寶亭撅起小嘴兒瞠道:“哼,相公偏心,說得好像人家是個小心眼兒似的。喏,相公妳也聽到了,雨妹妹想拿咱家的月例了,大老爺妳什麽時候把我妹妹娶進門呀?”
“傻丫頭,老爺向著妳,妳自己還不知道?”我故作惱意地拍了她壹巴掌,道:“妳剛進門沒兩個月我就娶妾,那些不知道底細的人少不了說妳壹句不會伺候男人,妳要是願意聽,今兒晚上我就收了解雨、武舞。”
“怕是還有個宋姐姐吧?”寶亭嘴上不饒人,可臉上卻透著歡喜。

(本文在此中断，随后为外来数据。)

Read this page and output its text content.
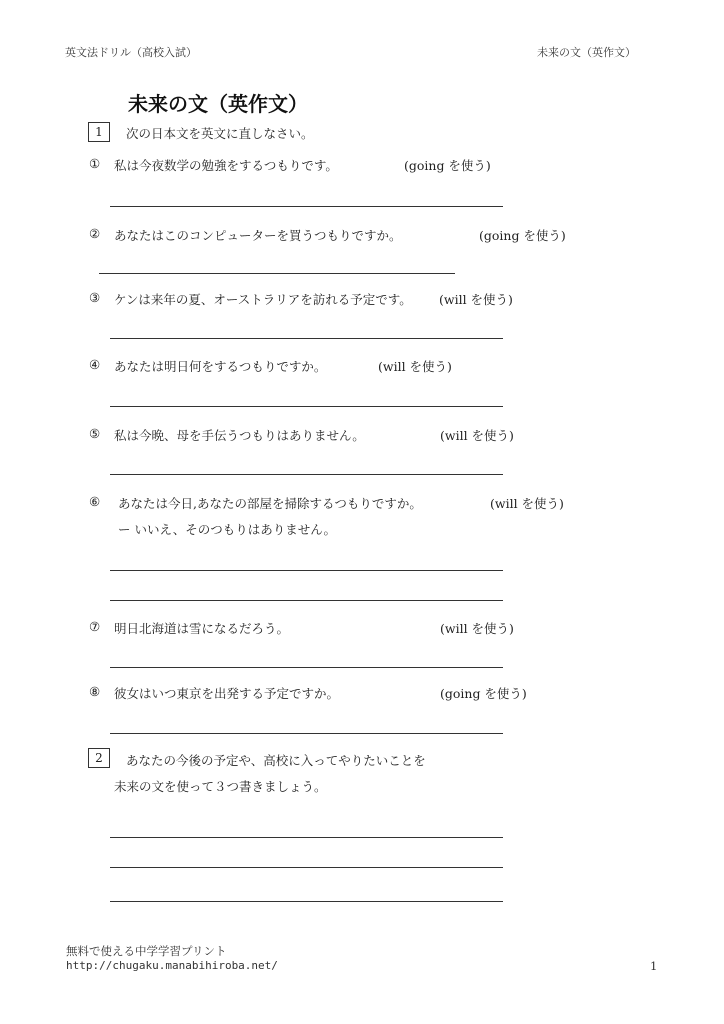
英文法ドリル（高校入試）	未来の文（英作文）
未来の文（英作文）
1	次の日本文を英文に直しなさい。
① 私は今夜数学の勉強をするつもりです。	(going を使う)
② あなたはこのコンピューターを買うつもりですか。	(going を使う)
③ ケンは来年の夏、オーストラリアを訪れる予定です。 (will を使う)
④ あなたは明日何をするつもりですか。	(will を使う)
⑤ 私は今晩、母を手伝うつもりはありません。	(will を使う)
⑥ あなたは今日,あなたの部屋を掃除するつもりですか。	(will を使う)
ー いいえ、そのつもりはありません。
⑦ 明日北海道は雪になるだろう。	(will を使う)
⑧ 彼女はいつ東京を出発する予定ですか。	(going を使う)
2	あなたの今後の予定や、高校に入ってやりたいことを
未来の文を使って３つ書きましょう。
無料で使える中学学習プリント
http://chugaku.manabihiroba.net/	1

我“嘿嘿”笑了兩聲,算是承認她說的沒錯,只是心裏卻尚有壹絲猶豫,照理素卿數次與我出生入死,其心昭然,可我總覺得她身上尚藏著我未知的謎團,師傅曾經告訴過我,人在最落魄的時候所發的誓言最容易背棄,素卿會是這樣的人嗎?
想到這裏,自己倒啞然失笑起來,我什麽時候變得這麽沒有自信了呢?!想當初追求玉家三女,何等霸氣,最近怎麽反倒縮手縮腳起來了,難道真是江湖歲月催人老嗎?!
見我的神情不似提解、武兩人那麽高興,寶亭善解人意地轉了話題:“前兩日幹娘和我提起松江秦樓,說沈熠那處地產總閑著也不是個事兒,她已經找人修繕好了房屋,準備在梅雨季裏訓練好姑娘,等六月份就把松江秦樓開起來。
雖說不用咱家壹分銀子,可相公您這個少東家也不能什麽力也不出呀,可家裏銀子不多了,賤妾就想,相公從寧波回來的時候,不是讓雨妹妹交給了我兩箱子珠寶首飾麽,不如看看能賣的就委托寶大祥給賣了,不能賣的也分給姐妹們穿戴,白放著就可惜了。”
我問她看過沒有,寶亭搖搖頭,說這幾天事兒多,還沒來得及查看,說著,翻身下床,來到梳妝臺前,從抽屜裏取出那兩只箱子放在臺上。
我拉開窗簾,回頭壹望,陽光透過竹簾,正落在寶亭身上,脫去了石青色的短襖,又沒有抹胸的遮擋,白皙挺膩的雙丸在鮫綾紗下起伏跌宕,若隱若現,竟是誘人之極。
寶串轉過頭來剛想說話,卻見我賊兮兮的目光,低頭壹看,不由驚呼壹聲,慌忙背過身去,就想把抹胸拉起,卻被我上前壹把按住了雙臂,壹邊飽覽這秀美峰巒,壹邊笑道:“別動,這樣子我喜歡。”